Prakash Rao: First we must understand who rules India. India is ruled by the bourgeoisie headed by the capitalist monopolies. Through periodic elections, the ruling class brings to power that party or coalition that would implement its agenda best, and at the same time fool the people. Elections are used to legitimize its rule over the broad masses of people.
At the same time, workers and peasants keep fighting for their rights. They keep revolting. Various sections of the propertied classes also fight for their share of power. Alongside of elections, the ruling class has been perfecting the weapon of state terrorism, including state organised communal violence against this or that section of people. Through both these means, the ruling class tries to keep the people divided.
From the time of independence till the eighties, the ruling capitalist class utilized the Congress party to push through its agenda of enriching itself in the name of building a “socialistic pattern of society”. By the 1980’s, the discontent of workers, peasants, and other sections of our people against the “socialistic pattern of society” had reached great heights. In such a situation, the ruling class unleashed terrorism, communalism and communal violence in Assam, Punjab, Delhi and other places to smash the unity of the people.
The ruling class decided to change course, abandoning the “socialistic pattern of society” and replacing it with the program of liberalization and privatization. To divide and crush all opposition to this program, the ruling class organized large scale communal massacres in the name of building a Ram Temple in Ayodhya.
The ruling capitalist class does not want workers, peasants and other oppressed people to unite under one banner and around one independent program. It uses communal violence to divide the people and divert them from their common enemies. The communal violence that shook North East Delhi in February must also be seen in this light. Mass protests of workers, peasants and other working people against the anti-people course of the ruling class have been developing for some time. In such a situation, the ruling class rammed through parliament a divisive law that linked citizenship with religion. Lakhs of people, cutting across lines of religion, came onto the streets in powerful protests against this undemocratic law. In such a situation, the ruling class deliberately organised the communal violence in North East Delhi. Women and youth who organised the peaceful mass protests are being locked up in jail as terrorists, under the UAPA.

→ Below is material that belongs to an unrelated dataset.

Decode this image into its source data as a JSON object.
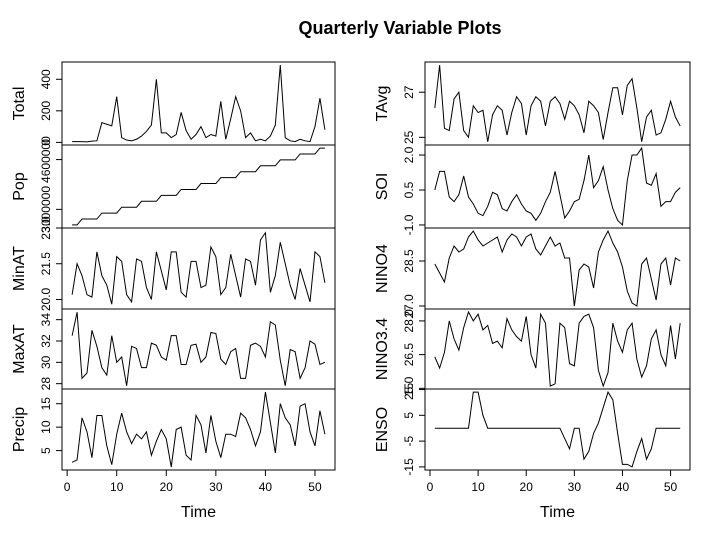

It is the ruling class that is guilty — not only its management teams. The governments formed by parties like Congress and BJP are but different management teams of the ruling class. These management teams will blame each other for the problems facing the people, including communalism and communal violence. But they will never blame the ruling class.
Congress Party swears by “Secularism” while BJP swears by “Hindutva”. Both “Secularism” and “Hindutva” are in the service of the bourgeois class and its strategy of divide and rule. Our party calls upon people to reject the path of joining hands with the Congress Party, whether in the name of opposing “Hindutva” and defending “Secularism”, or in the name of defending “Democracy” from “BJP-Fascism”.
Our party considers it the most important task to strengthen the unity of all sections of the exploited and oppressed against the rule of the bourgeoisie, headed by the monopoly houses. The struggle is not between the so-called right and left wings of the bourgeoisie. The struggle is between the bourgeoisie and the proletariat. It is between those who want to maintain the existing system, on the one hand, and those striving to lift Indian society out of its crisis and guarantee prosperity and protection for all, on the other.